The Fighting 69th crossed the Potomac River on May 4, after Virginia's secession from the union. The unit built fortifications near Arlington, which were given the name Fort Corcoran. Mooney, looking to boost morale, climbed a flagpole to unfurl a tangled Old Glory, and "baptized" one of the new cannons at the fort. The "baptism", which took place on June 12, was accompanied by a sermon comparing the cries of a newborn baby to the noise of the cannon, and may have called on the soldiers to "flail" the Confederates. When Archbishop Hughes heard of the incident, he sent a letter recalling Mooney to his parish, writing:

"You have disappointed me... Your inauguration of a ceremony unknown to the Church, viz., the blessing of a cannon was sufficiently bad, but your remarks on that occasion are infinitely worse. Under the circumstances, and for other reasons, I wish you to return, within three days from the receipt of this letter, to your pastoral duties at St.

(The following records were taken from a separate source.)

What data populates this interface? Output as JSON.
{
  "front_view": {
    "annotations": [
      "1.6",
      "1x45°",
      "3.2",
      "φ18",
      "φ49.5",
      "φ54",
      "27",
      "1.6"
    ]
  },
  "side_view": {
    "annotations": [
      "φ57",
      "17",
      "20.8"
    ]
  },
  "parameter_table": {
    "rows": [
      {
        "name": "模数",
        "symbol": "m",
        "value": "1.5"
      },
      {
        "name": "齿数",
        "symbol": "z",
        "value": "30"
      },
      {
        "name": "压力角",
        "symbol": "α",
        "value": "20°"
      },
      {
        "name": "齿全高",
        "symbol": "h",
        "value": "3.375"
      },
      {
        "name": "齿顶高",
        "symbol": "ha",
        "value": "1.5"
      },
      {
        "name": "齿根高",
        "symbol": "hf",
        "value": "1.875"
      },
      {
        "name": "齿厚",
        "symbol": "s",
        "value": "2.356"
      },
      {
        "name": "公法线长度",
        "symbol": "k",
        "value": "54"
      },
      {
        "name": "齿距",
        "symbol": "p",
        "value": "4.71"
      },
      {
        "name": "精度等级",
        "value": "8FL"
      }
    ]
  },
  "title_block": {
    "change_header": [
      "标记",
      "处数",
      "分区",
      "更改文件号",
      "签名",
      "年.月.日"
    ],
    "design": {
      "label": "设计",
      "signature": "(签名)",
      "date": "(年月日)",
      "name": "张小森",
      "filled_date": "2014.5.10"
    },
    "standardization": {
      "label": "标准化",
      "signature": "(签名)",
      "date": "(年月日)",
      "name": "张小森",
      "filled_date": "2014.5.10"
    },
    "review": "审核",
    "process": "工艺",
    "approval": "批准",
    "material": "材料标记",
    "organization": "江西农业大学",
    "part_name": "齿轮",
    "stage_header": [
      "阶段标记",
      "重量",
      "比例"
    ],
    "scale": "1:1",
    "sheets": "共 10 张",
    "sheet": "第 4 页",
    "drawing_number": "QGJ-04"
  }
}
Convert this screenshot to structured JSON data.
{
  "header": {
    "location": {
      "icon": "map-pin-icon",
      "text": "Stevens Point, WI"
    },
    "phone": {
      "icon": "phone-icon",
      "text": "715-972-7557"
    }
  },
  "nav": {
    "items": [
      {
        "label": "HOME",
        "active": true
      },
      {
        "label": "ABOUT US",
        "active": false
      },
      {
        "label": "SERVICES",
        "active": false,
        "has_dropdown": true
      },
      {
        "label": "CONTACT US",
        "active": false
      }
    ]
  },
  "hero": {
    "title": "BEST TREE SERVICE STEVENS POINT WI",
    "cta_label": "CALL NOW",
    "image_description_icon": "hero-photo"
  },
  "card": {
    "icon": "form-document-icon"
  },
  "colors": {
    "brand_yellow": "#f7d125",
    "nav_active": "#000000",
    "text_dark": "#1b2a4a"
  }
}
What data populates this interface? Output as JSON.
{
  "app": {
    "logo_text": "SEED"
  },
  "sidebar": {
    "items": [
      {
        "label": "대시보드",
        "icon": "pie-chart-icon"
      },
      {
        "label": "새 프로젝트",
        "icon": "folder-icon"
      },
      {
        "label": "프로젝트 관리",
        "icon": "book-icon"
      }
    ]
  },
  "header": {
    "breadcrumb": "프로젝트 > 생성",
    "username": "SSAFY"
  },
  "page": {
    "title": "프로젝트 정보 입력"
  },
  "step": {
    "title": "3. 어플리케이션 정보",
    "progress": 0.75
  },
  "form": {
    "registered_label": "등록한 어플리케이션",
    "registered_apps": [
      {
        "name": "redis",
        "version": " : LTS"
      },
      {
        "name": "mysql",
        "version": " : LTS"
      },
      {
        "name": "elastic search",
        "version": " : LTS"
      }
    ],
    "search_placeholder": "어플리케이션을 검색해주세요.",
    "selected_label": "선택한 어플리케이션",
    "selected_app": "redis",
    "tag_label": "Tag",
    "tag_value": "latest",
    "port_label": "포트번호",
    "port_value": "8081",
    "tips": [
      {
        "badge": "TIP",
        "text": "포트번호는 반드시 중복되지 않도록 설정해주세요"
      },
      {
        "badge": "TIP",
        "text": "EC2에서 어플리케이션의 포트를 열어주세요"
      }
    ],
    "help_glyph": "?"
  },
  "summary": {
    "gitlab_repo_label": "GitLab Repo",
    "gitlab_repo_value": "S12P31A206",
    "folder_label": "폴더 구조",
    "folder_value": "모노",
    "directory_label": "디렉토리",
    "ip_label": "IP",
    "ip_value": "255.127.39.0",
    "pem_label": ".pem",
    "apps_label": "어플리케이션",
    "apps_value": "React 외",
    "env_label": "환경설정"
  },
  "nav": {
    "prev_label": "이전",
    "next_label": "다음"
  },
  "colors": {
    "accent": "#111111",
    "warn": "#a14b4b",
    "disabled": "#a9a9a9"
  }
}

Brigid's. [...] You have enough to do at home in your ministry, whether home or abroad I shall expect that you will bear yourself in all things with gravity and decorum such as becomes a Catholic priest that has the cura animarum (care of souls)"

Soldiers in the unit wanted Mooney to stay, but the chaplain was nonetheless replaced by a Jesuit priest, Bernard O'Reilly. Mooney's actions had been reported unfavorably in Protestant and secular newspapers, embarrassing Hughes.

Mooney returned to New York on July 10, 1861, where he was greeted by thousands and met with church bells, cannons, and singing. Mooney's departure from the unit did not decrease his pastoral care towards it; after the First Battle of Bull Run, in which 38 members of the Fighting 69th died, Mooney celebrated a Requiem Mass; Mozart's setting of the Mass was performed. When the soldiers returned after their 90-day enlistment, he joined them in a celebratory parade. It was described as "one of the liveliest scenes which ever took place on Tompkins Square."

==Post-military life==
During the New York City draft riots of July 1863, Mooney organized a neighborhood group to counter the federal troops sent to New York. Mooney was conspicuously present at all Irish Brigade functions and was much beloved by the men who survived to remember him. In 1874, Mooney presided over the wedding of Union General Sherman's daughter, Minnie.

=== Death ===
While driving on Fifth Avenue on September 11, 1877, Mooney was thrown from his carriage after a collision. Sources report that he hit a mass of stone or an unmarked, unlit sewage excavation project. He fractured one of his ribs, broke his collarbone, and struck his head. After initially beginning to recover, he took a turn for the worse and died two days after the accident on September 13, 1877. Six bishops, 400 priests, and 10,000 others attended the funeral inside St. Brigid church and on the streets. He was buried at Calvary Cemetery in Queens.